Sunday, February 19, 2006

The Moment of Death

My time to be here nears its end. I have faced trials, hardship and disease and have fought a good, hard fight and given my all. I have endured pain and suffering beyond imagination. But no matter how brave, how noble, how determined, in the end it is not up to me to determine how long will be this season called life.

I know the end is near. I'm scared. My departure is like walking down a darkened street alone. I am saddened. I have no choice but to let go of loved ones, friends, interests, hobbies, treasured moments, my as yet unfulfilled dreams. I am hopeful that when I breathe my last the lights don't go out for good, that something of me remains and continues, that my life and my time here has made a difference, that things are not what they would have been had I never been here. I can only hope that what awaits me is even more beautiful, more satisfying, more fulfilling, more free.

Why must death be so final and total? Is it because I cannot enter into what lies ahead with any ties to where I came from? Or is it because this life, this season must relinquish its hold on me so that who and what I am can truly be free and set out to discover its ever deeper destiny?

My eyes are open and I can see what is going on around me, loved ones touching me, holding me and speaking their love to me. I see their tears. Although my imminent death's finality makes it a sad occasion, they have gathered to send me off. Even though they do not want to let go they are wishing me well. They are giving to me that part of them that I touched to take with me on my journey.

But my vision grows dim and what I see before me blurs, beyond that I begin to see images I had not noticed before. I cannot see it clearly, but it is more beautiful than the most spectacular sunrise or sunset I have ever seen. Beyond the desperation and frustration and turmoil of those immediately about me there is a stillness, a softness, a calm that I find myself drawn toward. I hear a song that I have heard before, not on any radio but the faint whisper of a tune that has played before from within. It is such a beautiful song, so soothing. It lifts something deep within me and frees me from the grips of my pain and suffering.

My breathing has become more difficult, more desperate, more labored and those about me are concerned, but it causes me no discomfort and I'm not afraid of suffocating. As my breaths diminsh, the vision beyond draws nearer and I find more and more of me lifted into its soft presence. Unexplainedly I have begun to leave my body and am being welcomed into a new home in the warm, comforting and inviting light. My body can no longer swallow, or is it perhaps because I no longer am conscious of the need to swallow or any other need for that matter? My breaths, now fewer and farther between, pass through fluids that build up in my throat creating an eerie rattle that alarms those around me. As if in desperation they draw closer to me, frustrated that there is nothing they can do now to save me. I wish I could assure them that I am not hurting like I used to, I am not in discomfort. Although I cannot quite focus on what my eyes see opening up before me just beyond those who still attend to my broken, failing body, it undeniably draws me closer. Where in the past I usually feared the unknown, I find nothing at all alarming about what I see. If this is death, it does not approach as one watches a storm draw near in the midst of an ominous sky.
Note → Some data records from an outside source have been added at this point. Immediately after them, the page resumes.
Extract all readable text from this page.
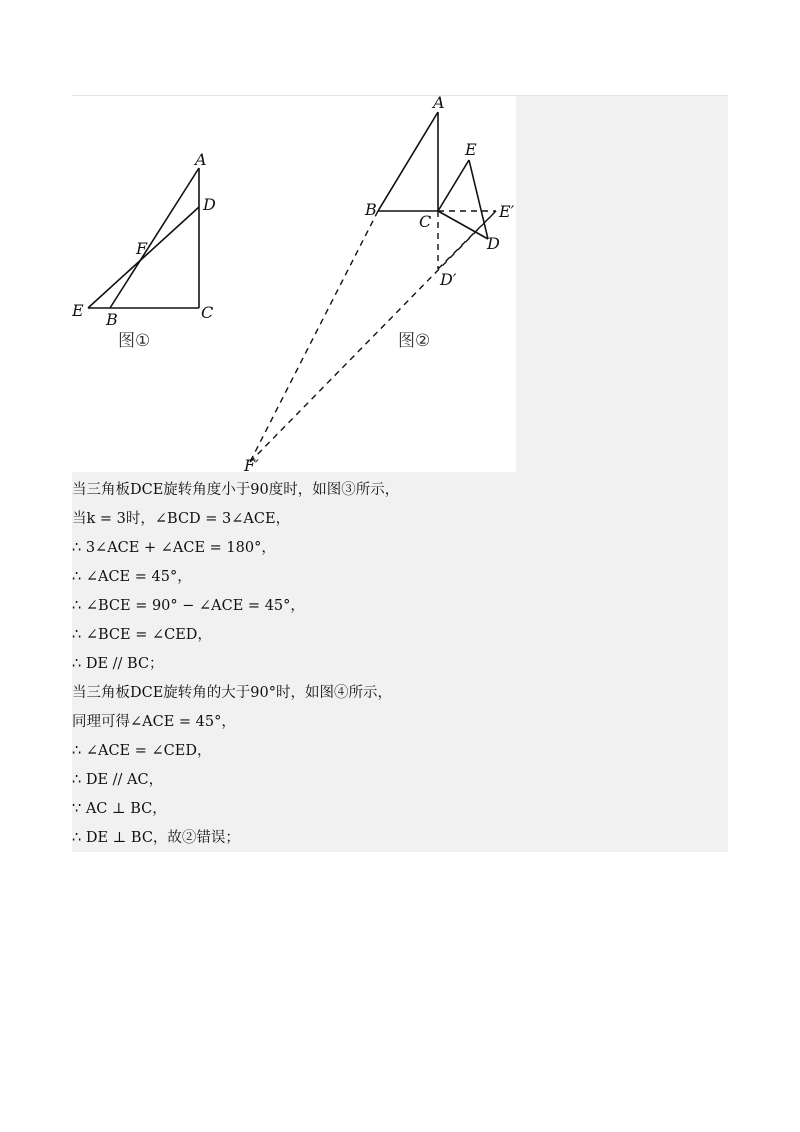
A
D
F
E B	C
图①
A
E
B
C
E′
D
D′
F′
图②
当三角板DCE旋转角度小于90度时，如图③所示，
当k = 3时，∠BCD = 3∠ACE，
∴ 3∠ACE + ∠ACE = 180°，
∴ ∠ACE = 45°，
∴ ∠BCE = 90° − ∠ACE = 45°，
∴ ∠BCE = ∠CED，
∴ DE // BC；
当三角板DCE旋转角的大于90°时，如图④所示，
同理可得∠ACE = 45°，
∴ ∠ACE = ∠CED，
∴ DE // AC，
∵ AC ⊥ BC，
∴ DE ⊥ BC，故②错误；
Rare in life was the depth of comfort and peace that now embraces me. In a lifetime of falling asleep, I was used to closing my eyes and entering into a world of darkness. But now I find myself falling asleep not in darkness, but in the most beautiful and serene light I could ever imagine. The peace I now feel within me allows me to be restful in a way my pain and suffering would never allow. I am growing sleepy now, but I no longer fear not waking up. Something inside me knows and accepts that when I do I will not open my eyes to see my loved ones, my home or my life again, not in the same way.

As I grow more and more sleepy and find myself nodding into sleep, I feel myself lifted fully into the light now. Below me a nurse listens intently to my chest shaking her head no when she no longer detects a heartbeat or breathing. She steps aside and tells my family they only have 2 or 3 more minutes. One by one my family approachs my lifeless body to plant one last kiss, to share one last word.

Thank you for your love and your words, my beloved ones! I too love you, but I am no longer inside the body you cling to. I am up here watching over you. It is going to be okay. I feel free now. I am still here but am not bound by the limits of that broken, lifeless body you mourn. My spirit soars as if with wings and I am eager and excited to see what awaits me. But for now I must rest, entering one last sleep. I am not afraid. I am alive!